There had been strict security at the Les Kane murder trial but there was none on 12 November 1979 when Bennett was taken to the first floor of the old Melbourne Magistrates' Court on La Trobe Street to answer the robbery charges. Bennett was waiting without handcuffs
and with an unarmed guard outside Court 10. Also on the landing was a man wearing a dark suit and apparently carrying a small briefcase, sitting on a bench at the head of the stairs, making no effort to hide himself. He shot Bennett three times in the chest with a .38. Bennett died within the hour at St Vincent's Hospital.

The gunman escaped, possibly via the rear stairway leading to the court's car park; from there, it would have been easy enough to go into any of Swanston, La Trobe or Franklin Streets. Other accounts, however, have him walking down the front stairs of the court building and into a waiting car that Greedy Smith was driving.

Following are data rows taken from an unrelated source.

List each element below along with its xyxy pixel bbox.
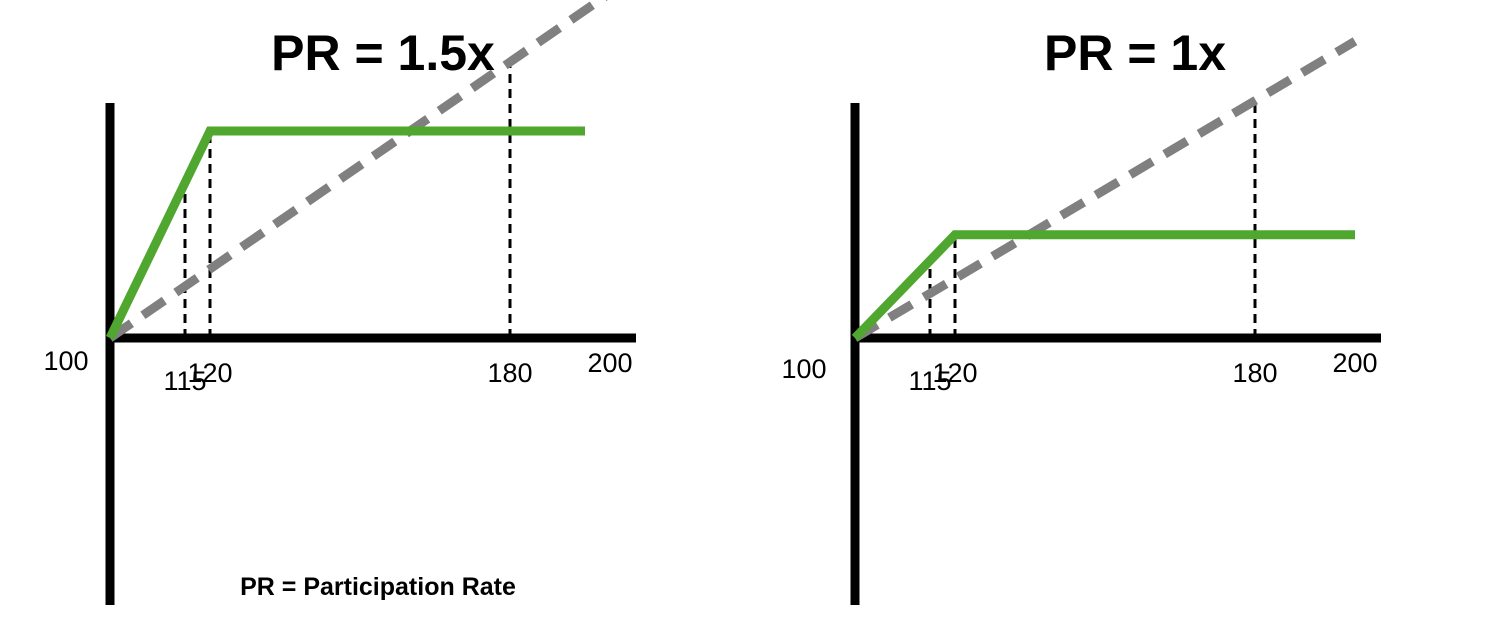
payoff-line xyxy=(105,126,585,340)
payoff-line xyxy=(851,230,1355,342)
reference-line xyxy=(107,0,608,342)
participation-rate-note: PR = Participation Rate xyxy=(240,573,516,601)
x-tick-label-200: 200 xyxy=(587,348,632,378)
origin-label: 100 xyxy=(781,354,826,384)
x-tick-label-115: 115 xyxy=(163,366,206,396)
x-tick-label-200: 200 xyxy=(1332,348,1377,378)
chart-title: PR = 1.5x xyxy=(271,25,495,81)
x-tick-label-120: 120 xyxy=(187,358,232,388)
x-tick-label-115: 115 xyxy=(908,366,951,396)
reference-line xyxy=(852,37,1358,342)
origin-label: 100 xyxy=(43,346,88,376)
x-tick-label-120: 120 xyxy=(932,358,977,388)
x-tick-label-180: 180 xyxy=(1232,358,1277,388)
chart-title: PR = 1x xyxy=(1044,25,1226,81)
x-tick-label-180: 180 xyxy=(487,358,532,388)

Unsurprisingly, the underworld buzzed with rumours, one of which was that Brian Kane and his brother Raymond had imported an interstate hitman and paid him $50 000. Both brothers gave statements that they were not involved. Ray gave his lawyer, Frank Galbally, the names of the people he had been with, adding that he would make himself available for an interview. Brian Kane's statement was shorter and more combative:

 

I do not believe there can be any evidence whatsoever connecting me with this killing. Therefore I will say nothing further about this matter as there is no way in which I can assist the police.

 

Forty years on, it is now generally accepted the killer was Brian Kane. After Bennett's acquittal, he had become more and more secretive, calling friends and family at odd hours, arriving in the dead of night, never giving his name over the telephone. Kane had also been getting into the courthouse night after night, around midnight, pacing out the distances. His escape route after the shooting has also become apparent. He was taken straight to Essendon and put on a light plane to Adelaide, where he boarded a commercial flight to Perth. And there he stayed for the next three months. Eventually, Kane was told he was no longer hot—at least as far as the police were concerned—and he returned from the west coast.

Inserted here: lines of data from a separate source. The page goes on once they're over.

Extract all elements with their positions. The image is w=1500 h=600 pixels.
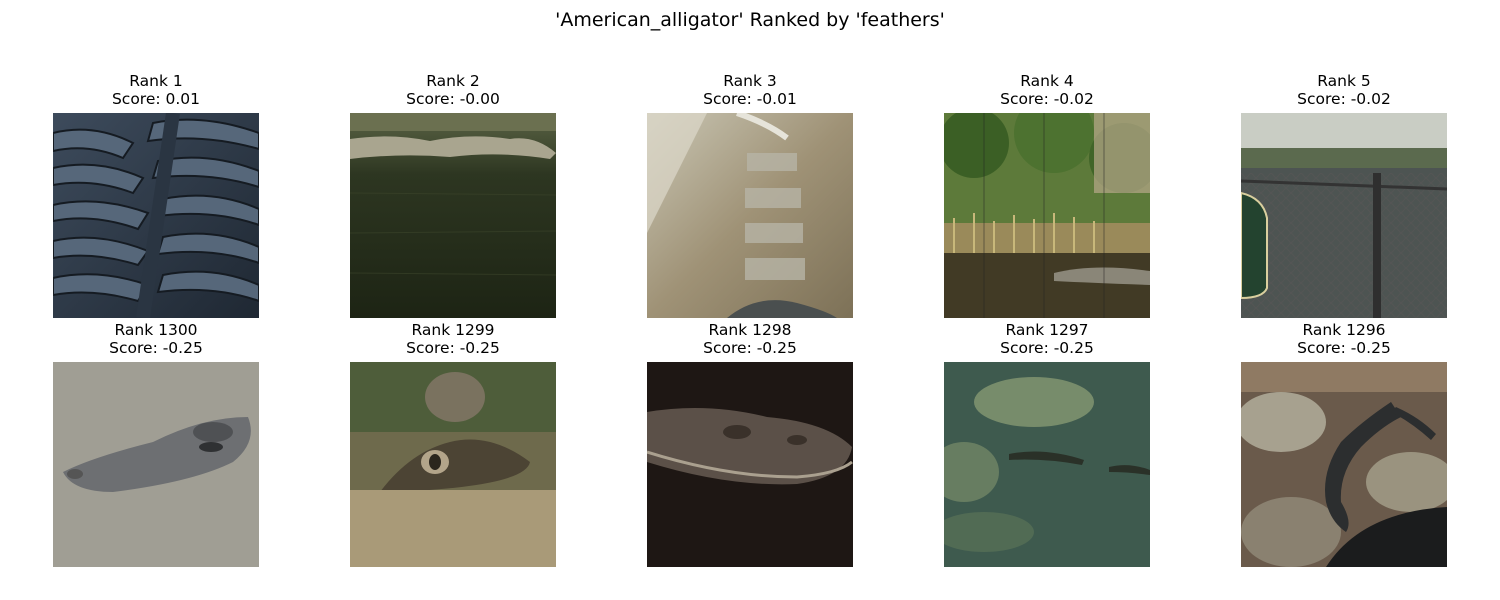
score-label: Score: -0.25	[109, 339, 203, 357]
panel-caption: Rank 4 Score: -0.02	[914, 72, 1180, 108]
panel-caption: Rank 1 Score: 0.01	[23, 72, 289, 108]
score-label: Score: -0.25	[1297, 339, 1391, 357]
rank-label: Rank 1	[129, 72, 183, 90]
panel-caption: Rank 2 Score: -0.00	[320, 72, 586, 108]
rank-label: Rank 3	[723, 72, 777, 90]
score-label: Score: 0.01	[111, 90, 201, 108]
rank-label: Rank 1297	[1005, 321, 1089, 339]
score-label: Score: -0.25	[703, 339, 797, 357]
score-label: Score: -0.25	[1000, 339, 1094, 357]
muddy-pool-photo	[647, 113, 853, 318]
score-label: Score: -0.25	[406, 339, 500, 357]
alligator-dark-background-photo	[647, 362, 853, 567]
rank-label: Rank 4	[1020, 72, 1074, 90]
figure-title: 'American_alligator' Ranked by 'feathers…	[555, 9, 945, 31]
alligator-in-dark-water-photo	[350, 113, 556, 318]
rank-label: Rank 1298	[708, 321, 792, 339]
rank-label: Rank 1299	[411, 321, 495, 339]
panel-caption: Rank 1300 Score: -0.25	[23, 321, 289, 357]
panel-caption: Rank 1299 Score: -0.25	[320, 321, 586, 357]
zoo-enclosure-trees-photo	[944, 113, 1150, 318]
alligator-scales-photo	[53, 113, 259, 318]
panel-caption: Rank 1296 Score: -0.25	[1211, 321, 1477, 357]
score-label: Score: -0.02	[1000, 90, 1094, 108]
alligator-head-grey-water-photo	[53, 362, 259, 567]
panel-caption: Rank 1298 Score: -0.25	[617, 321, 883, 357]
panel-caption: Rank 5 Score: -0.02	[1211, 72, 1477, 108]
alligator-eyes-closeup-photo	[350, 362, 556, 567]
alligator-green-water-photo	[944, 362, 1150, 567]
panel-caption: Rank 1297 Score: -0.25	[914, 321, 1180, 357]
score-label: Score: -0.02	[1297, 90, 1391, 108]
rank-label: Rank 1300	[114, 321, 198, 339]
chain-link-fence-pond-photo	[1241, 113, 1447, 318]
rank-label: Rank 2	[426, 72, 480, 90]
score-label: Score: -0.00	[406, 90, 500, 108]
panel-caption: Rank 3 Score: -0.01	[617, 72, 883, 108]
rank-label: Rank 1296	[1302, 321, 1386, 339]
rank-label: Rank 5	[1317, 72, 1371, 90]
baby-alligator-on-rocks-photo	[1241, 362, 1447, 567]
score-label: Score: -0.01	[703, 90, 797, 108]
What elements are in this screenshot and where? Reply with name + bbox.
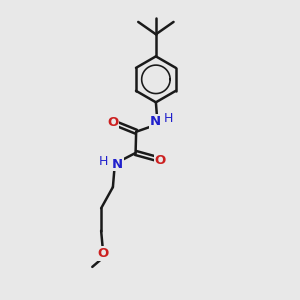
Text: O: O	[154, 154, 166, 167]
Text: N: N	[112, 158, 123, 171]
Text: H: H	[164, 112, 173, 125]
Text: O: O	[107, 116, 118, 128]
Text: O: O	[98, 247, 109, 260]
Text: H: H	[98, 155, 108, 168]
Text: N: N	[149, 115, 161, 128]
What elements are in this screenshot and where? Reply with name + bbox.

The day after Bennett's death, his old mate Brian O'Callaghan, then serving his 13-year sentence for the armed robbery, escaped from a prison van taking him to work at the Long Bay Prison bakery. With O'Callaghan temporarily on the loose and possibly making his way to Melbourne, the press and police predicted immediate trouble, and possibly an all-out gang war but, for the time being, that did not
materialise. O'Callaghan stayed out for two years, until he was dobbed in and caught in a house in Carlton, but does not seem to have busied himself on his former offsider's behalf.
Regarded as one of the great robbers
of his era, he died in October 2010 at the age of sixty-two. He had been a cocaine addict for some years.